VI. Du lièvre et de toute sa nature

Chapitre sixième.
Du lièvre et de toute sa nature[1].


Lièvre est assés commune beste ; si ne me convient jà dire de sa faisson, quar pou de gens sont qui bien n’en ayent veu. Ils vivent des blez et autres gainhages, d’erbes, de fueilles, des escorses des arbres, de roysins et d’aucuns autres fruis. Moult est bonne bestelète une lièvre et moult ha de plaisance en sa chasse plus que en beste du monde, par v raysons, se ne fust si petite chose. L’une quar tout l’an sa chasse dure, sans en rien les esparnher et de nulle autre beste ne le fet. Et aussi les peut on chasser au vespre et au matin. Au vespre quant sont relevées ; au matin quant elles sont alées au giste et des autres bestes non ; quar, s’il pluet à matin, vous arez perdue vostre journée, et des lièvres non : l’autre, querir et cerchier[2] un lièvre est trop belle chose, espiciaument qui le fet einsi que je fais ; quar il convient que mes chiens l’aillent trouver par mestrise et querir point par point en deffaisant tout quant tant qu’elle aura fet la nuyt, dès son viander jusque tant qu’ils le facent saillir. Et ce est belle chose quant les chiens sont bons et le scevent bien fere. Et un lièvre ira bien aucune fois à son giste de son viander demie lieue, espiciaument en plain pays. Et quant elle est saillie, c’est belle chose ; quar elle s’en ira par avanture de xx ou de xx lévriers ; car elle va trop tost[3]. Et puis aussi est belle chose la chasse des chiens à la prendre à force ; quar elle fuit bien longuement et malicieusement. Une lièvre fuyra bien deux lieues ou plus ou au moins une lieue s’il est vieill lièvre ou masle. Du lièvre donc est très bonne la chasse ; quar tout l’an dure, comme j’ay dit. Et le querir est très belle chose, et à course de levriers belle chose, et le prendre à force belle chose ; quar c’est grant mestrise pour les subtilitez et malices que elle fet.
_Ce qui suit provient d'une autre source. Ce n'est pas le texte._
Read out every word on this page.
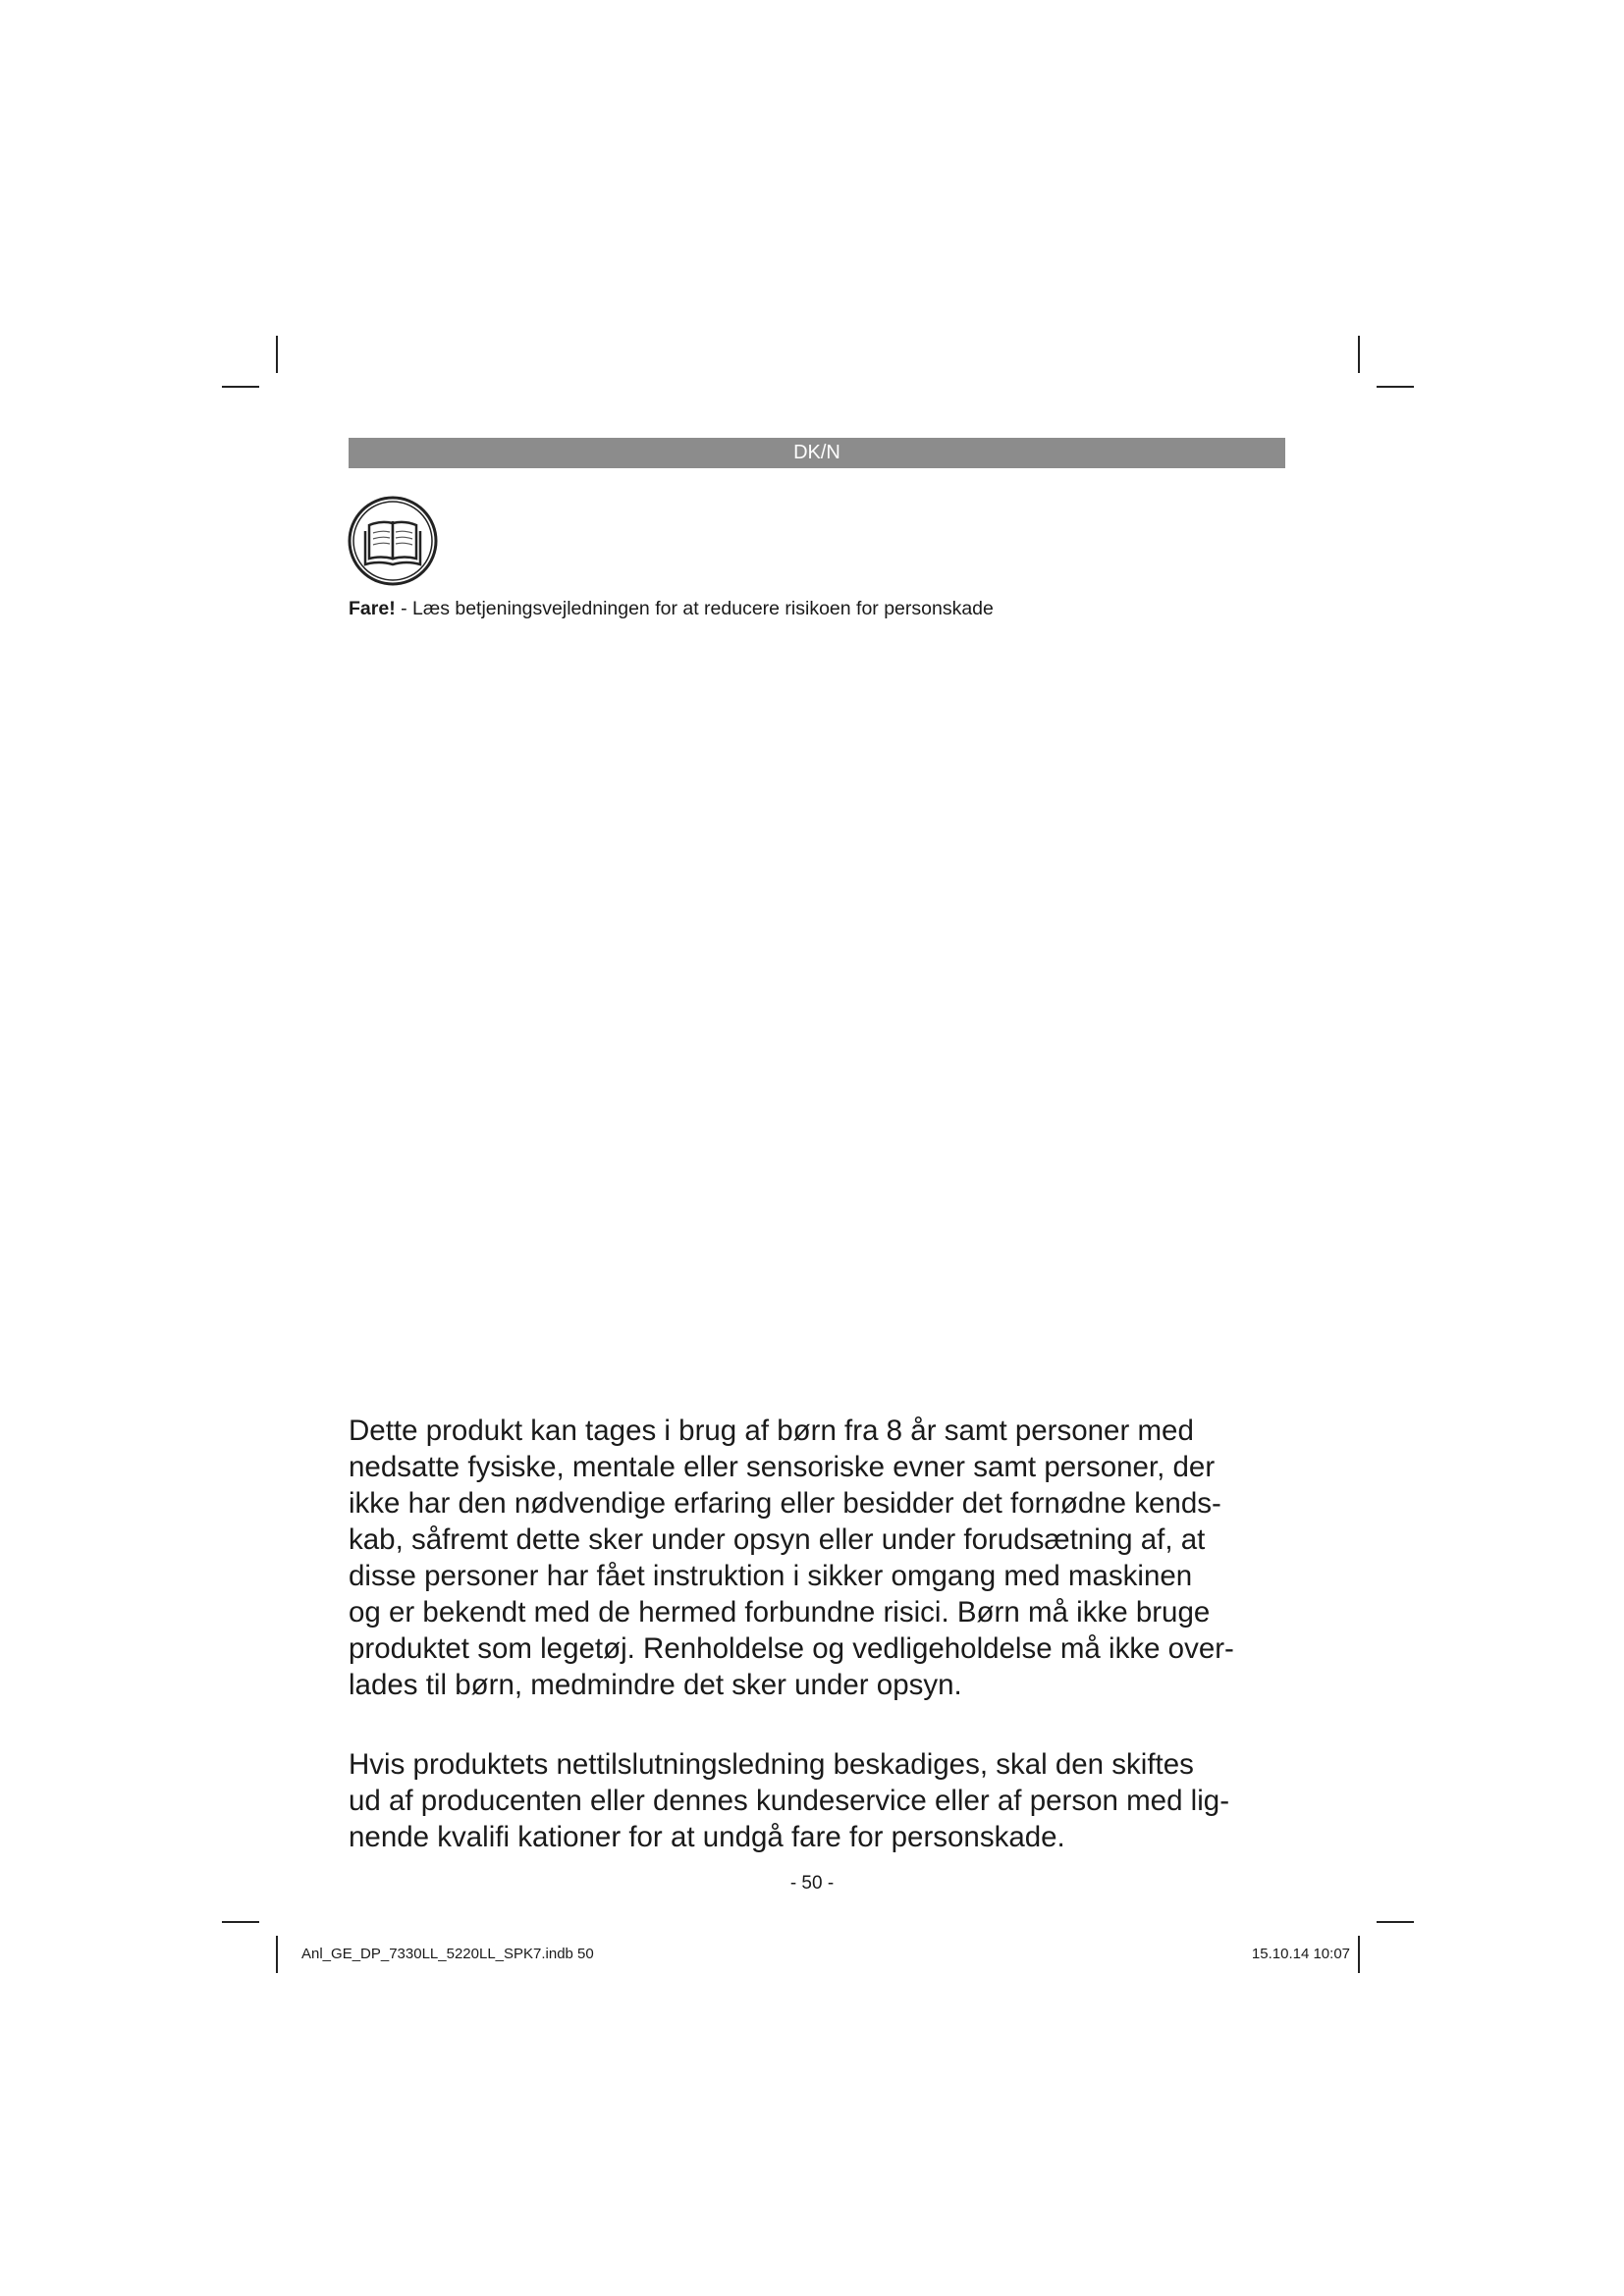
DK/N
Fare! - Læs betjeningsvejledningen for at reducere risikoen for personskade
Dette produkt kan tages i brug af børn fra 8 år samt personer med
nedsatte fysiske, mentale eller sensoriske evner samt personer, der
ikke har den nødvendige erfaring eller besidder det fornødne kends-
kab, såfremt dette sker under opsyn eller under forudsætning af, at
disse personer har fået instruktion i sikker omgang med maskinen
og er bekendt med de hermed forbundne risici. Børn må ikke bruge
produktet som legetøj. Renholdelse og vedligeholdelse må ikke over-
lades til børn, medmindre det sker under opsyn.
Hvis produktets nettilslutningsledning beskadiges, skal den skiftes
ud af producenten eller dennes kundeservice eller af person med lig-
nende kvalifi kationer for at undgå fare for personskade.
- 50 -
Anl_GE_DP_7330LL_5220LL_SPK7.indb 50	15.10.14 10:07
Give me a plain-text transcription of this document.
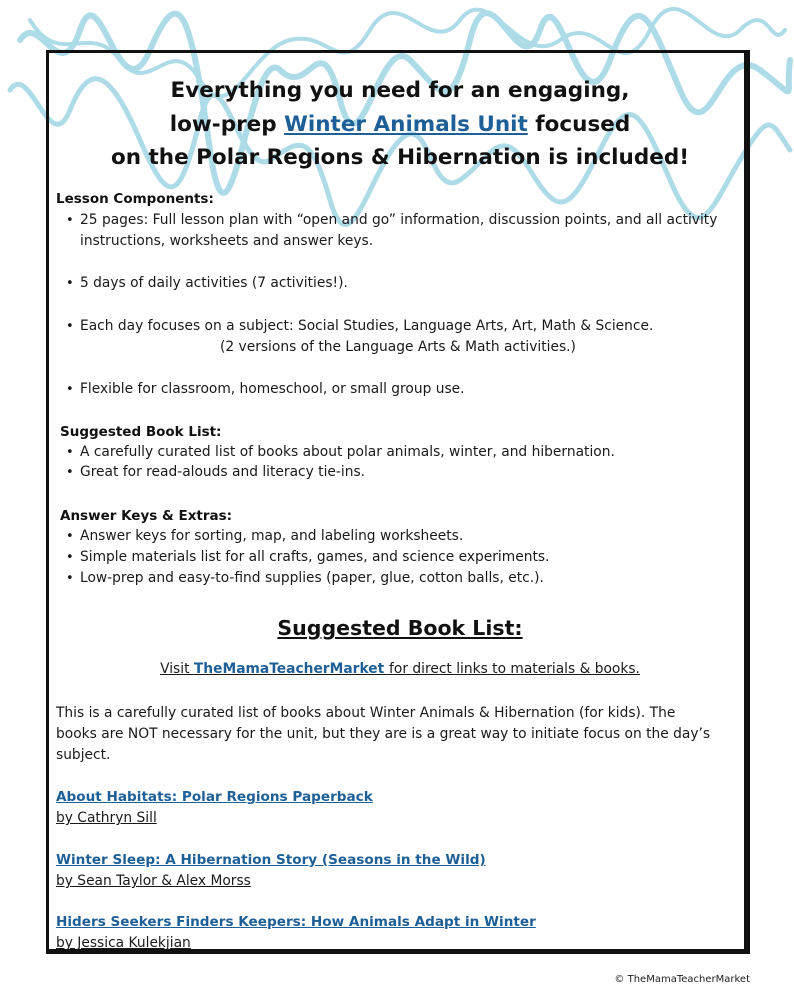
Everything you need for an engaging,
low-prep Winter Animals Unit focused
on the Polar Regions & Hibernation is included!
Lesson Components:
• 25 pages: Full lesson plan with “open and go” information, discussion points, and all activity
instructions, worksheets and answer keys.
• 5 days of daily activities (7 activities!).
• Each day focuses on a subject: Social Studies, Language Arts, Art, Math & Science.
(2 versions of the Language Arts & Math activities.)
• Flexible for classroom, homeschool, or small group use.
Suggested Book List:
• A carefully curated list of books about polar animals, winter, and hibernation.
• Great for read-alouds and literacy tie-ins.
Answer Keys & Extras:
• Answer keys for sorting, map, and labeling worksheets.
• Simple materials list for all crafts, games, and science experiments.
• Low-prep and easy-to-find supplies (paper, glue, cotton balls, etc.).
Suggested Book List:
Visit TheMamaTeacherMarket for direct links to materials & books.
This is a carefully curated list of books about Winter Animals & Hibernation (for kids). The
books are NOT necessary for the unit, but they are is a great way to initiate focus on the day’s
subject.
About Habitats: Polar Regions Paperback
by Cathryn Sill
Winter Sleep: A Hibernation Story (Seasons in the Wild)
by Sean Taylor & Alex Morss
Hiders Seekers Finders Keepers: How Animals Adapt in Winter
by Jessica Kulekjian
© TheMamaTeacherMarket
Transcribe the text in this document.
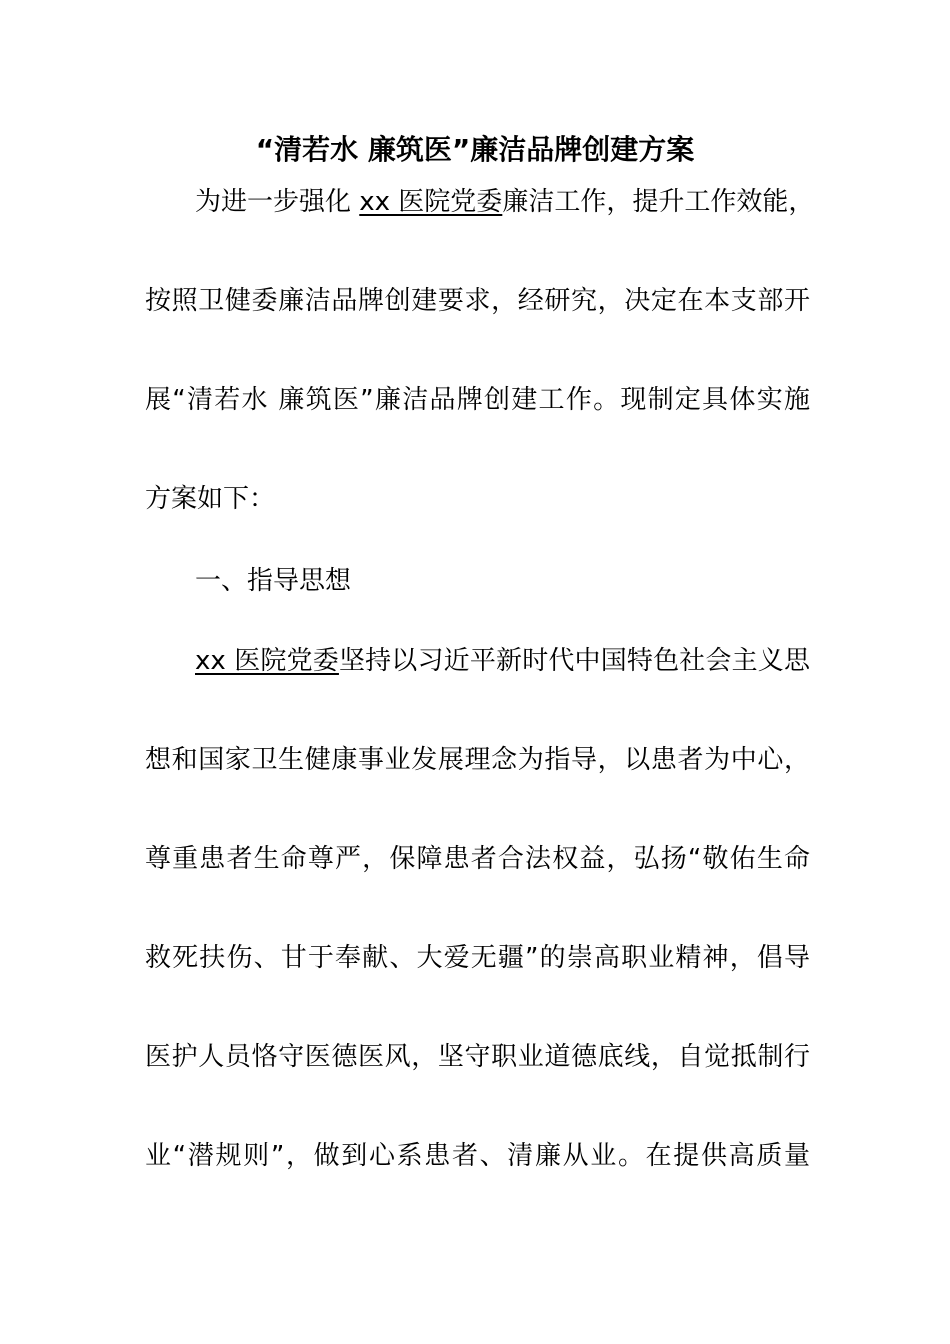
“清若水 廉筑医”廉洁品牌创建方案
为进一步强化 xx 医院党委廉洁工作，提升工作效能，
按照卫健委廉洁品牌创建要求，经研究，决定在本支部开
展“清若水 廉筑医”廉洁品牌创建工作。现制定具体实施
方案如下：
一、指导思想
xx 医院党委坚持以习近平新时代中国特色社会主义思
想和国家卫生健康事业发展理念为指导，以患者为中心，
尊重患者生命尊严，保障患者合法权益，弘扬“敬佑生命
救死扶伤、甘于奉献、大爱无疆”的崇高职业精神，倡导
医护人员恪守医德医风，坚守职业道德底线，自觉抵制行
业“潜规则”，做到心系患者、清廉从业。在提供高质量
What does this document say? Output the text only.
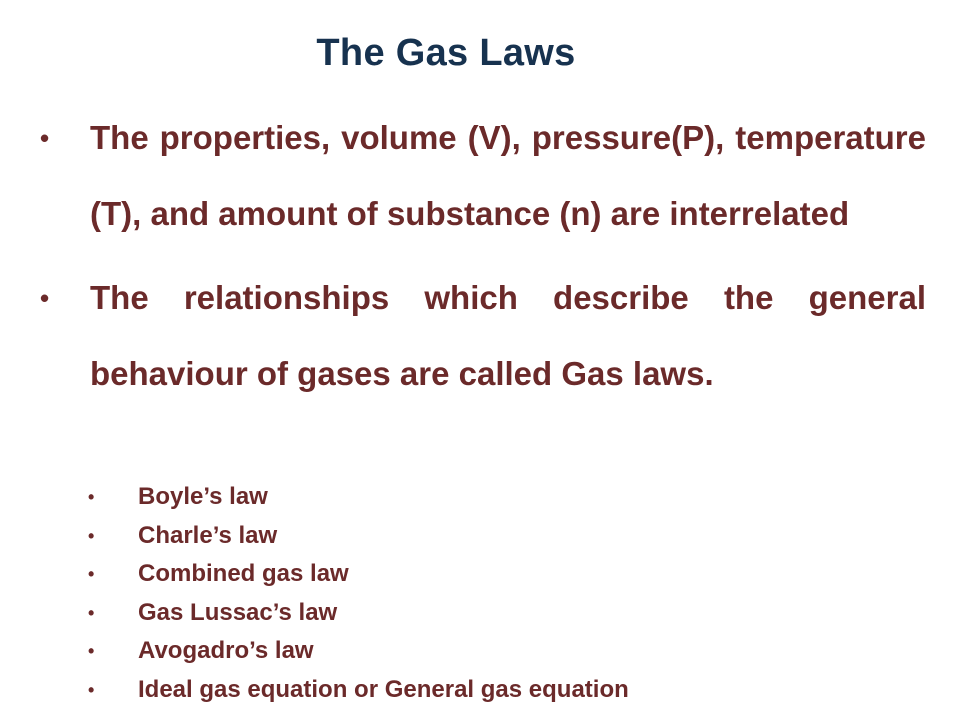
The Gas Laws
• The properties, volume (V), pressure(P), temperature (T), and amount of substance (n) are interrelated
• The relationships which describe the general behaviour of gases are called Gas laws.
• Boyle’s law
• Charle’s law
• Combined gas law
• Gas Lussac’s law
• Avogadro’s law
• Ideal gas equation or General gas equation
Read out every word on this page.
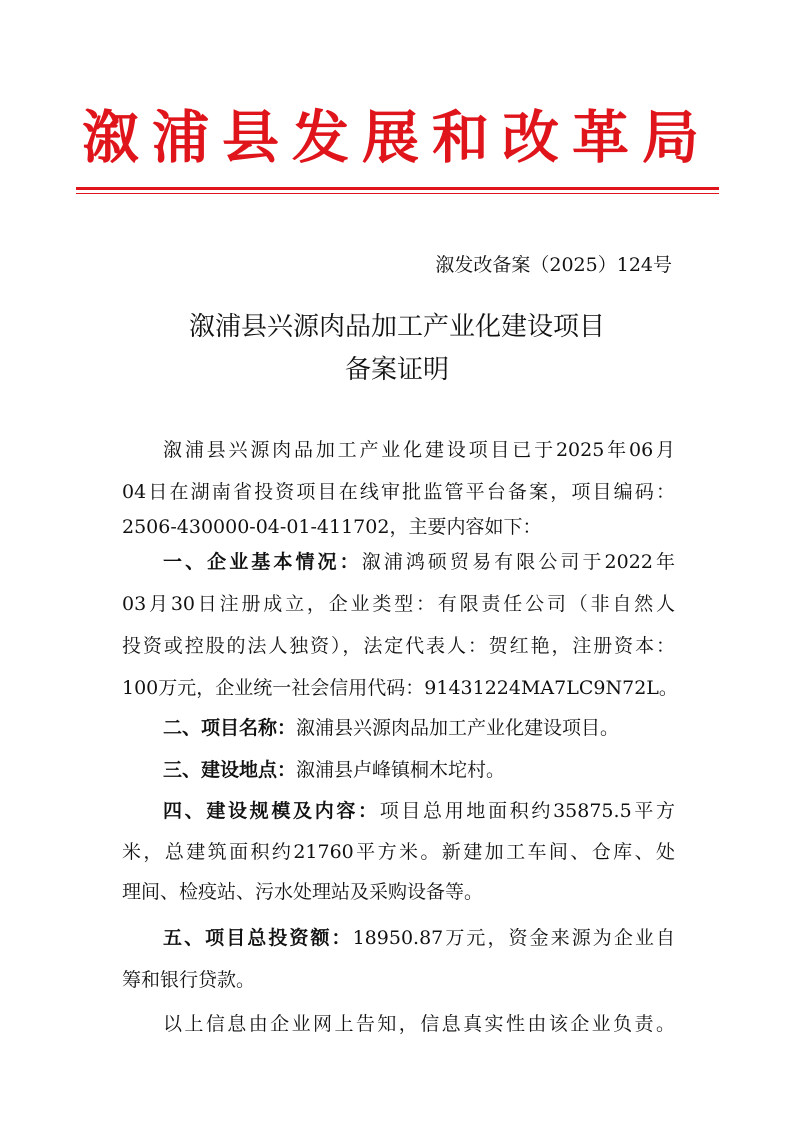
溆浦县发展和改革局
溆发改备案（2025）124号
溆浦县兴源肉品加工产业化建设项目
备案证明
溆浦县兴源肉品加工产业化建设项目已于2025年06月
04日在湖南省投资项目在线审批监管平台备案，项目编码：
2506-430000-04-01-411702，主要内容如下：
一、企业基本情况：溆浦鸿硕贸易有限公司于2022年
03月30日注册成立，企业类型：有限责任公司（非自然人
投资或控股的法人独资），法定代表人：贺红艳，注册资本：
100万元，企业统一社会信用代码：91431224MA7LC9N72L。
二、项目名称：溆浦县兴源肉品加工产业化建设项目。
三、建设地点：溆浦县卢峰镇桐木坨村。
四、建设规模及内容：项目总用地面积约35875.5平方
米，总建筑面积约21760平方米。新建加工车间、仓库、处
理间、检疫站、污水处理站及采购设备等。
五、项目总投资额：18950.87万元，资金来源为企业自
筹和银行贷款。
以上信息由企业网上告知，信息真实性由该企业负责。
Quant un lièvre se reliève pour aler à son vianders ou s’en revient à son giste, voulentiers il va et vient un chemin, et par là où il va ou revient, il ne puet souffrir qu’il y ait rainsel ne herbe qui la touche. Anssois ront des dens et y fet son sentier. Aucune fois vet demuerer loinh de son viander demie lieue ou moins ; aucune fois près de son viander. Mes, pour quant que il demuere près ne sera qu’il n’ait tournié un quart de lieue ou plus loinh de là où il aura viandé, et puis s’en revient près de son viander demourer. Et où que il aille demourer, près ou loinh de son viander, il y va si malicieusement et si subtilement, qu’il n’est homme du monde qui deist que null chien peust deffere ce qu’il a fet, ne la deust trouver ; quar il ira un tret d’arc ou plus par une voye, et puis reviendra sur soy autant et puis prendra d’autre part et fera cela meisme x ou xx fois ; puis s’en vendra en fort païs et y fera semblant de demourer et croysera x ou xii fois et fera ses reuses yqui[4] ; puis prendra aucun fauls sentier et s’en yra bien loinh. Cieulx semblans fera il trop de fois ansois qu’elle s’en aille à son demourer.

Lièvre n’a nul jugement par le pié, ne par les fumées ; quar touzjours les giète en une guyse : fors quant elle vet en amour que elle giète ses fumées plus arses et plus menues ; espiciaument le masle. Lièvre ne vit guères longuement ; quar, à grant paine, passe lièvre le septième an, pour quant que on ne les chasse ne preinh. Elle oït bien ; mais elle voit mal. Elle a grant povoir de courre[5] pour la séchesse des ners qu’elle a. Elle sent pou et a trop pou de vent. Quant on la quiert et chiens crient, elle s’en va de l’espave[6] des chiens. Aucunefois la voit on en son lit gisant, et aucunefois les chiens la prennent anssois[7] qu’elle se meuve. Celles qui demuerent, que on les voit au lit, voulentiers sont fors lièvres et bien courant. Lièvre qui fuyt les ii oreilles droictes n’a guères paour et se sent fort. Encore quant elle tient l’une oreille droite et l’autre basse sur l’eschine elle ne prise touz les chiens ne levriers. Un lièvre que, quant il part de son giste, regibe[8] et dresse la cueue sur l’eschine comme un connil, c’est signe d’estre fort et bien courant.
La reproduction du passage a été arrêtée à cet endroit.